Move Zeros

Problem Statement

LeetCode-283: Given an integer array nums, move all 0’s to the end of it while maintaining the relative order of the non-zero elements.

Note that you must do this in-place without making a copy of the array.

Input: nums = [0,1,0,3,12]
Output: [1,3,12,0,0]

Input: nums = [0]
Output: [0]

Input: nums = [5]
Output: [5]

Approach

There are multiple ways to solve this problem.

1. The most intuitive way is to iterate over the array and keep track of the number of zeros encountered.
2. Once we have the count of zeros, we can iterate over the array again and move all the non-zero elements to the front of the array.
3. Finally, we can fill the remaining elements with zeros.

This approach requires two passes over the array and is not optimal.

Another approach is to use two pointers.

1. We can iterate over the array with the first pointer and keep track of the position where the next non-zero element should be placed.
2. We can use the second pointer to iterate over the array and swap the elements at the first and second pointers if the element at the second pointer is non-zero.
3. This way, we can move all the non-zero elements to the front of the array.

Implementation

Let’s implement the two-pointer approach to solve this problem.

public void moveZeroes(int[] nums) {
    int index = 0;
    for(int i=0; i < nums.length; i++){
        if(nums[i] != 0){
            nums[index] = nums[i];
            if(i != index){
                nums[i] = 0;
            }   
            index++;             
        }
    }
}

Note that we only increment the index when we encounter a non-zero element.

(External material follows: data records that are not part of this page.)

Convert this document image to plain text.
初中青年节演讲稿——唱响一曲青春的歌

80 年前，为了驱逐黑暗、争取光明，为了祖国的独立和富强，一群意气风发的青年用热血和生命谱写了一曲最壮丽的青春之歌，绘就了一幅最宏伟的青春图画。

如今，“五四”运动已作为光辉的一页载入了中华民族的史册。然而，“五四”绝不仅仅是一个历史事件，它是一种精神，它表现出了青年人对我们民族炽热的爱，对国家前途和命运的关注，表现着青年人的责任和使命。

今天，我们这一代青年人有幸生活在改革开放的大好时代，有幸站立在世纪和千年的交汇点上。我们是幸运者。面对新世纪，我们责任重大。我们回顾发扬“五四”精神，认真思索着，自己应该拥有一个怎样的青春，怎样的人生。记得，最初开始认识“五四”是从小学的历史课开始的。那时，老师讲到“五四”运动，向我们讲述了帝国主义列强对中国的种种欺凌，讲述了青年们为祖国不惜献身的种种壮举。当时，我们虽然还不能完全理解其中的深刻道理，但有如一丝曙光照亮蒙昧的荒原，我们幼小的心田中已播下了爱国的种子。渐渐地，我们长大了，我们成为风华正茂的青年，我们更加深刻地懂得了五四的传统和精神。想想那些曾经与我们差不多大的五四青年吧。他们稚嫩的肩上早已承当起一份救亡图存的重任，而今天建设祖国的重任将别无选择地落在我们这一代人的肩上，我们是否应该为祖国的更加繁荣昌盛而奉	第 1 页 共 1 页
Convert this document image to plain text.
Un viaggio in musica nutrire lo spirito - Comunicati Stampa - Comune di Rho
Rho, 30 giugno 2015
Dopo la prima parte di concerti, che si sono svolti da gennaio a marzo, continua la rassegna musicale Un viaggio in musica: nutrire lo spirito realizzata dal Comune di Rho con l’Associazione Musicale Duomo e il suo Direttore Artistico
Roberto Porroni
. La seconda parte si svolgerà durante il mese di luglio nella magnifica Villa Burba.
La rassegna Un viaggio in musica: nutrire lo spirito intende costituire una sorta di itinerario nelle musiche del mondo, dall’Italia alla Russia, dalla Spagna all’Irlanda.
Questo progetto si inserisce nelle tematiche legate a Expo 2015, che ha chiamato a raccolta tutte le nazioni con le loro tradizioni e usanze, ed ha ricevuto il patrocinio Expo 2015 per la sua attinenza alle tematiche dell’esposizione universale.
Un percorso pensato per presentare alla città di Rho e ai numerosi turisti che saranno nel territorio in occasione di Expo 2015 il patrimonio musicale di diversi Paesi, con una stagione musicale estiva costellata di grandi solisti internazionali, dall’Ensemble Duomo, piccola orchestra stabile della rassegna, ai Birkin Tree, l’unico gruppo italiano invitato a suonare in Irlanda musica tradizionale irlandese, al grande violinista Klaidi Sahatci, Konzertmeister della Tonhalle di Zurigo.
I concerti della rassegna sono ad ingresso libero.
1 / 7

This way, we can maintain the relative order of the non-zero elements.

Also, we set the element at current index i to 0 only if it is not equal to index as otherwise it will override the just set value. Consider a single element array for this case: [5]

Complexity Analysis

The time complexity for this approach is $O(n)$, where $n$ is the number of elements in the array. We iterate over the array only once.